COLOMBO – Contributors to the Employees Provident Fund (EPF) who met central bank officials have requested that EPF, ETF (Employees Trust Fund) and pension funds be excluded from debt restructuring.
Trade union representative said they have instead asked to audit foreign exchange loss in international trade due to fraudulent invoicing and transfer pricing and recover foreign exchange hidden in offshore accounts, tax BOI firms to increase government tax revenue, cancel bonds owned by tax evaders and take over their deposits, and audit public debt while cancelling odious debts
Sri Lanka defaulted on its external debt in April 2022 after the worst deployment of ‘macro-economic policy’ in the history of the island’s soft-pegged (flexible exchange rate) central bank.

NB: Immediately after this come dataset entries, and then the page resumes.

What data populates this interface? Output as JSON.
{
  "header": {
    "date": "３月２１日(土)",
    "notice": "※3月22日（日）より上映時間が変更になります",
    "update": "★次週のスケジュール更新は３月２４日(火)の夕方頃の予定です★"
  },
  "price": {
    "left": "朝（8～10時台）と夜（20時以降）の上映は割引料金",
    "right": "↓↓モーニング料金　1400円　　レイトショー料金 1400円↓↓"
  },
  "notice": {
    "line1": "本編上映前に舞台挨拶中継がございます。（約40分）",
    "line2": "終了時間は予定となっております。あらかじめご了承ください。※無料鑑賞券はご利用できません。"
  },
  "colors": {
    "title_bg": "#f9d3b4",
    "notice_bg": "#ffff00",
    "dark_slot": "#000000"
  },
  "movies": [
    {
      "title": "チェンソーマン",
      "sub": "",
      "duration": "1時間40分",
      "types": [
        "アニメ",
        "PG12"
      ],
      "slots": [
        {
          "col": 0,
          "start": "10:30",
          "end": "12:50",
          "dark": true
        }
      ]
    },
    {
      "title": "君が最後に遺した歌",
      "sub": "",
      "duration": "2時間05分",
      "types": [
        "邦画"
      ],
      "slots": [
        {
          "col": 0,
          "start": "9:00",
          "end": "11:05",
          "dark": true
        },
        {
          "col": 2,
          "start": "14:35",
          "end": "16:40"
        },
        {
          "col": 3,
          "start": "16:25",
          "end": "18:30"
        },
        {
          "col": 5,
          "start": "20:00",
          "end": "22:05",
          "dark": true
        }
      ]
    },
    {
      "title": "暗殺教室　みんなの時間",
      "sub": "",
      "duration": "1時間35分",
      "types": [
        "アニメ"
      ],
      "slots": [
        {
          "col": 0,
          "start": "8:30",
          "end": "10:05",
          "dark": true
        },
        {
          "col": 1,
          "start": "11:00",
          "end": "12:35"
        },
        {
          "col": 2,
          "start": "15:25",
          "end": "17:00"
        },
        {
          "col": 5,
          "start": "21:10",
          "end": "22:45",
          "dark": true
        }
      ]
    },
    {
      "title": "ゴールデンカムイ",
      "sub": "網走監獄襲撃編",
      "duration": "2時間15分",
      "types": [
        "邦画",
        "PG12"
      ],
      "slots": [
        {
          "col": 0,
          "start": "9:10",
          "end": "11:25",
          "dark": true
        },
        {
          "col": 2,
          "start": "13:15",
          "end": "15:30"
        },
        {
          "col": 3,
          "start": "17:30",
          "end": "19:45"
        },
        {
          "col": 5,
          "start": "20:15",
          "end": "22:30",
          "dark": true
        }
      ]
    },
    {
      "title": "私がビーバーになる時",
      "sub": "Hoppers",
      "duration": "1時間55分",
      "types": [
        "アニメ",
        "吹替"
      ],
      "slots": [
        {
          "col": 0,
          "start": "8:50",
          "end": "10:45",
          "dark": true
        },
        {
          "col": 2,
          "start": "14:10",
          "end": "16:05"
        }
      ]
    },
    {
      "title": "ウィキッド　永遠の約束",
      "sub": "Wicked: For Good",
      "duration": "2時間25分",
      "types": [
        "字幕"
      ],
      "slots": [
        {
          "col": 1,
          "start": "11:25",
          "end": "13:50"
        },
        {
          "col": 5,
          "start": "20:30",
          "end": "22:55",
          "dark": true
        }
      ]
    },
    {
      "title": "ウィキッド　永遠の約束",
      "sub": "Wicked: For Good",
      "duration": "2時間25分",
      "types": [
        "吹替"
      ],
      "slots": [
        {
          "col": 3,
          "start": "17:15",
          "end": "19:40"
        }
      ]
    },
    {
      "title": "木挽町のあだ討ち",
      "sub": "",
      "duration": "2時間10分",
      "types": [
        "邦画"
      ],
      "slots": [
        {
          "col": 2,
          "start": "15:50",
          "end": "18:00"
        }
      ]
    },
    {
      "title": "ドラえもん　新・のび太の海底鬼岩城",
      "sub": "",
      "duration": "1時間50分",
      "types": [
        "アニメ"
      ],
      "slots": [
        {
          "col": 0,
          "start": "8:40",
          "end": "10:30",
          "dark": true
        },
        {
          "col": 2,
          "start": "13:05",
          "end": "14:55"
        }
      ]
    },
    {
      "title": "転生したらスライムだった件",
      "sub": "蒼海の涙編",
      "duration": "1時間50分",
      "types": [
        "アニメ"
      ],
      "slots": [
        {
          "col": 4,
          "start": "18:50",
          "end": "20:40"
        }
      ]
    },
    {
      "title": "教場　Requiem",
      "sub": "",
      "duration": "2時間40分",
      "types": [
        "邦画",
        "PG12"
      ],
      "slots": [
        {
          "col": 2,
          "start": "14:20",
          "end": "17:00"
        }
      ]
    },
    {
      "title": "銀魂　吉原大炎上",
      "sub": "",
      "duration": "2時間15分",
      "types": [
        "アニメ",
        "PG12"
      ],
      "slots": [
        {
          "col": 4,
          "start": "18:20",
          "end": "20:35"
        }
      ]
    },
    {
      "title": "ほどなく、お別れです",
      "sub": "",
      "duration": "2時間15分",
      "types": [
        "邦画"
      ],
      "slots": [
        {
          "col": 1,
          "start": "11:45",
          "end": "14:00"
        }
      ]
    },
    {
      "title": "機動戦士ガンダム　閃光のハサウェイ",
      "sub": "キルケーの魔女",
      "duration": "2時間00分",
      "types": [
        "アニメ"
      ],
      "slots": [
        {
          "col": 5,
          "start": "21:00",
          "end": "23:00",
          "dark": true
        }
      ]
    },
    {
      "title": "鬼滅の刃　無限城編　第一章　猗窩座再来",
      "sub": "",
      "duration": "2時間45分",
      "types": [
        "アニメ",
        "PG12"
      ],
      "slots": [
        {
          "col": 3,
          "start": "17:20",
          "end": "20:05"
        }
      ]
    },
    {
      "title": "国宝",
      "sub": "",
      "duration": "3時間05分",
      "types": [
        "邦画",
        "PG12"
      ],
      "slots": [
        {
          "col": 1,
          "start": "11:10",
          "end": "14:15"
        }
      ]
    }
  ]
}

The central bank is the custodian of the EPF, an agency that comes under the Ministry of Labour, due to historical circumstances.
The unions say that a “genuine custodian” would consult EPF members before agreeing to re-structure bonds.
The government has said that EPF income would be taxed at 30% instead of the current 14% , if it did not agree to re-structure the bonds in its portfolio.
The unions say a majority of EPF members do not fall in to the 30% tax bracket, and it was not fair to threaten to tax the fund at that rate.
Moreover, EPF members have also paid tax on their salaries according to the applicable income tax laws.
Meanwhile the government has said that the EPF is guaranteeing a 9% return for members.